Vers 1953, la RKO, qui subit la gestion chaotique du mégalomane Howard Hughes, décide de réduire ses coûts d’une manière draconienne. Pour ce faire, elle mise tout sur la série B, injectant des devises dans de petites productions indépendantes qu’elle trie avec grand soin ; l’originalité conjuguée avec un maximum d’éléments attrayants pour un large public doivent être requis pour que les films soient acceptés. Dans cet état d’esprit, Jacques tourneur réalise Les Révoltés de la Claire Louise (Appointment in Honduras) dont le producteur se nomme Benedict Bogeaus. Jim Grainger, alors dirigeant de la RKO, décide d’associer ce jeune producteur à un vétéran un peu mis sur la touche, Allan Dwan justement, qui à 60 ans venait de perdre son épouse dont il était toujours éperdument amoureux trente-deux ans après leur mariage et qui, pour oublier, décide de se relancer à corps perdu dans le travail. Le producteur et le réalisateur, malgré des heurts fréquents surtout au départ (Bogeaus avait voulu renvoyer Dwan dès Silver Lode, le réalisateur avait alors décidé de ne plus jamais tourner pour lui), ne se lâcheront quasiment plus et tourneront ensemble une série de dix films (devenus cultes chez plus d’un cinéphile), s’étalant de 1954 avec Silver Lode à 1961 avec Most Dangerous Man Alive qui se révèle être, pour tous les deux, leurs derniers films. Des films d’autant plus cultes qu’ils étaient devenus très difficiles à voir en France après avoir fait les belles soirées du "prime time" à l’orée de la vie de la 3ème chaîne de télévision au milieu des années 70, chaîne dont le programmateur était déjà un certain Patrick Brion. Depuis, ils étaient diffusés dernièrement sur le satellite et voici maintenant que Carlotta nous offre ce magnifique cadeau. Nous allons donc enfin pouvoir tranquillement juger, à travers sept films d’une admirable fin de carrière, à quel point le cinéaste n’avait pas son pareil pour réussir à allier des contraintes économiques et matérielles drastiques à une étonnante flamboyance formelle.

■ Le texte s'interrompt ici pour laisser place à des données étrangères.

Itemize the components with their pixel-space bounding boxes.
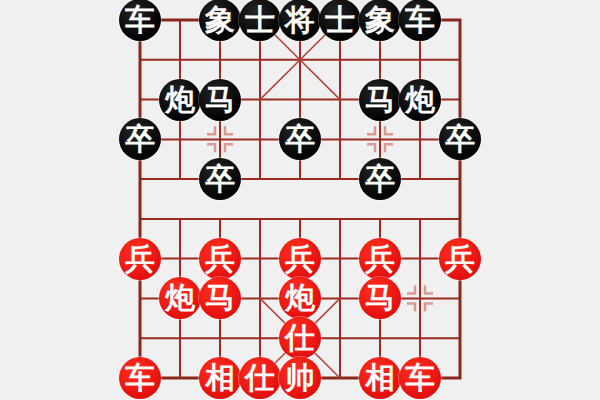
piece-black-士-f4r1[interactable]: 士 [239,0,281,41]
piece-black-车-f1r1[interactable]: 车 [119,0,161,41]
piece-red-马-f7r8[interactable]: 马 [359,277,401,319]
piece-red-帅-f5r10[interactable]: 帅 [279,357,321,399]
pieces-grid: 车象士将士象车炮马马炮卒卒卒卒卒兵兵兵兵兵炮马炮马仕车相仕帅相车 [120,0,480,398]
xiangqi-board: 车象士将士象车炮马马炮卒卒卒卒卒兵兵兵兵兵炮马炮马仕车相仕帅相车 [0,0,600,400]
piece-red-兵-f3r7[interactable]: 兵 [199,238,241,280]
piece-black-士-f6r1[interactable]: 士 [319,0,361,41]
piece-red-相-f3r10[interactable]: 相 [199,357,241,399]
piece-black-卒-f3r5[interactable]: 卒 [199,158,241,200]
piece-red-炮-f2r8[interactable]: 炮 [159,277,201,319]
piece-red-相-f7r10[interactable]: 相 [359,357,401,399]
piece-black-卒-f5r4[interactable]: 卒 [279,118,321,160]
piece-black-将-f5r1[interactable]: 将 [279,0,321,41]
piece-red-炮-f5r8[interactable]: 炮 [279,277,321,319]
piece-red-仕-f5r9[interactable]: 仕 [279,317,321,359]
piece-black-炮-f2r3[interactable]: 炮 [159,79,201,121]
piece-black-象-f3r1[interactable]: 象 [199,0,241,41]
piece-red-兵-f7r7[interactable]: 兵 [359,238,401,280]
piece-red-兵-f1r7[interactable]: 兵 [119,238,161,280]
piece-red-车-f1r10[interactable]: 车 [119,357,161,399]
piece-black-马-f7r3[interactable]: 马 [359,79,401,121]
piece-black-卒-f7r5[interactable]: 卒 [359,158,401,200]
piece-red-仕-f4r10[interactable]: 仕 [239,357,281,399]
piece-black-卒-f9r4[interactable]: 卒 [439,118,481,160]
piece-black-车-f8r1[interactable]: 车 [399,0,441,41]
piece-black-马-f3r3[interactable]: 马 [199,79,241,121]
piece-black-卒-f1r4[interactable]: 卒 [119,118,161,160]
piece-red-兵-f5r7[interactable]: 兵 [279,238,321,280]
piece-red-车-f8r10[interactable]: 车 [399,357,441,399]
piece-red-马-f3r8[interactable]: 马 [199,277,241,319]
piece-black-炮-f8r3[interactable]: 炮 [399,79,441,121]
piece-red-兵-f9r7[interactable]: 兵 [439,238,481,280]
piece-black-象-f7r1[interactable]: 象 [359,0,401,41]
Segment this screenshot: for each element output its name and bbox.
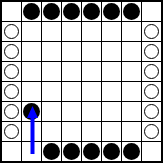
- square-d1[interactable]: [62, 142, 81, 161]
- square-c5[interactable]: [42, 62, 61, 81]
- square-f1[interactable]: [102, 142, 121, 161]
- square-f8[interactable]: [102, 2, 121, 21]
- square-b6[interactable]: [22, 42, 41, 61]
- black-piece-f1[interactable]: [103, 143, 120, 160]
- square-e1[interactable]: [82, 142, 101, 161]
- lines-of-action-board: [0, 0, 163, 163]
- square-e3[interactable]: [82, 102, 101, 121]
- square-h3[interactable]: [142, 102, 161, 121]
- square-f6[interactable]: [102, 42, 121, 61]
- square-h4[interactable]: [142, 82, 161, 101]
- square-a6[interactable]: [2, 42, 21, 61]
- black-piece-c1[interactable]: [43, 143, 60, 160]
- square-b8[interactable]: [22, 2, 41, 21]
- square-b4[interactable]: [22, 82, 41, 101]
- square-a4[interactable]: [2, 82, 21, 101]
- square-g5[interactable]: [122, 62, 141, 81]
- square-a1[interactable]: [2, 142, 21, 161]
- square-h6[interactable]: [142, 42, 161, 61]
- white-piece-a3[interactable]: [4, 104, 19, 119]
- black-piece-e1[interactable]: [83, 143, 100, 160]
- square-d6[interactable]: [62, 42, 81, 61]
- square-f7[interactable]: [102, 22, 121, 41]
- black-piece-f8[interactable]: [103, 3, 120, 20]
- white-piece-a5[interactable]: [4, 64, 19, 79]
- black-piece-d1[interactable]: [63, 143, 80, 160]
- square-g1[interactable]: [122, 142, 141, 161]
- black-piece-e8[interactable]: [83, 3, 100, 20]
- black-piece-c8[interactable]: [43, 3, 60, 20]
- square-d2[interactable]: [62, 122, 81, 141]
- square-f4[interactable]: [102, 82, 121, 101]
- square-e7[interactable]: [82, 22, 101, 41]
- square-f3[interactable]: [102, 102, 121, 121]
- square-d3[interactable]: [62, 102, 81, 121]
- square-c7[interactable]: [42, 22, 61, 41]
- white-piece-h6[interactable]: [144, 44, 159, 59]
- square-h1[interactable]: [142, 142, 161, 161]
- square-g7[interactable]: [122, 22, 141, 41]
- square-g8[interactable]: [122, 2, 141, 21]
- square-b2[interactable]: [22, 122, 41, 141]
- square-d8[interactable]: [62, 2, 81, 21]
- white-piece-a2[interactable]: [4, 124, 19, 139]
- square-h7[interactable]: [142, 22, 161, 41]
- square-c3[interactable]: [42, 102, 61, 121]
- white-piece-a4[interactable]: [4, 84, 19, 99]
- square-e2[interactable]: [82, 122, 101, 141]
- square-g4[interactable]: [122, 82, 141, 101]
- square-c4[interactable]: [42, 82, 61, 101]
- square-a7[interactable]: [2, 22, 21, 41]
- black-piece-g1[interactable]: [123, 143, 140, 160]
- black-piece-b3[interactable]: [23, 103, 40, 120]
- square-b5[interactable]: [22, 62, 41, 81]
- square-c6[interactable]: [42, 42, 61, 61]
- black-piece-g8[interactable]: [123, 3, 140, 20]
- white-piece-h5[interactable]: [144, 64, 159, 79]
- square-e5[interactable]: [82, 62, 101, 81]
- square-c8[interactable]: [42, 2, 61, 21]
- square-g2[interactable]: [122, 122, 141, 141]
- square-a5[interactable]: [2, 62, 21, 81]
- white-piece-h3[interactable]: [144, 104, 159, 119]
- square-b3[interactable]: [22, 102, 41, 121]
- square-a2[interactable]: [2, 122, 21, 141]
- square-b7[interactable]: [22, 22, 41, 41]
- square-a8[interactable]: [2, 2, 21, 21]
- black-piece-d8[interactable]: [63, 3, 80, 20]
- white-piece-h2[interactable]: [144, 124, 159, 139]
- white-piece-a7[interactable]: [4, 24, 19, 39]
- square-g3[interactable]: [122, 102, 141, 121]
- square-d5[interactable]: [62, 62, 81, 81]
- white-piece-a6[interactable]: [4, 44, 19, 59]
- square-d4[interactable]: [62, 82, 81, 101]
- square-b1[interactable]: [22, 142, 41, 161]
- square-h2[interactable]: [142, 122, 161, 141]
- square-e8[interactable]: [82, 2, 101, 21]
- square-h5[interactable]: [142, 62, 161, 81]
- square-e6[interactable]: [82, 42, 101, 61]
- square-f2[interactable]: [102, 122, 121, 141]
- square-g6[interactable]: [122, 42, 141, 61]
- lines-of-action-diagram: [0, 0, 163, 163]
- square-h8[interactable]: [142, 2, 161, 21]
- square-f5[interactable]: [102, 62, 121, 81]
- white-piece-h7[interactable]: [144, 24, 159, 39]
- square-c1[interactable]: [42, 142, 61, 161]
- black-piece-b8[interactable]: [23, 3, 40, 20]
- square-d7[interactable]: [62, 22, 81, 41]
- square-a3[interactable]: [2, 102, 21, 121]
- square-e4[interactable]: [82, 82, 101, 101]
- white-piece-h4[interactable]: [144, 84, 159, 99]
- square-c2[interactable]: [42, 122, 61, 141]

A l’entendre parler dans ses fameux entretiens enregistrés en 1968 avec Peter Bogdanovich, Allan Dwan était un homme modeste qui ne se considérait absolument pas comme un auteur mais plutôt comme un artisan. Il ne choisissait d’ailleurs quasiment jamais ses sujets et se les faisait imposer par les producteurs avec qui il travaillait, estimant qu’il n’avait pas plus d’importance sur un film que les autres membres de son équipe. Il aimait son métier et préférait tourner même un mauvais scénario que de ne rien faire ; il le prouvera d’ailleurs avec deux des films du cycle, les films d’aventure qui se situent à mi-parcours. N’ayant toujours pas digéré le passage du muet au parlant, il estimait qu’un des ses films était réussi s’il arrivait à les suivre en ayant coupé le son ; c’est pourquoi il reportait toujours son attention plus particulièrement sur le découpage et le pouvoir de ses images. Il n’analyse d’ailleurs jamais ses films mais, quand il en parle, il se remémore surtout les anecdotes de tournage et revient avant tout sur leurs aspects techniques. Bogdanovich, sincèrement ému plusieurs années après la mort du cinéaste, le confirme aisément ; Dwan ne fait pas partie des auteurs proprement dit mais des grands artisans hollywoodiens comme a pu par exemple l’être Richard Thorpe pour la MGM. L’inégalité de leurs filmographie peut s’expliquer par le fait que ces hommes considéraient avant tout le cinéma comme un business (Dwan le répète à de nombreuses reprises, regrettant par exemple de ne pas avoir eu parfois des stars au générique de ses films plutôt que des acteurs de moindre stature) et non pas comme un art. Mais le résultat est là et ces artisans, sans lesquels le cinéma ne serait pas aussi éclectique et diversifié, nous ont laissé autant de merveilles que certains cinéastes plus réputés.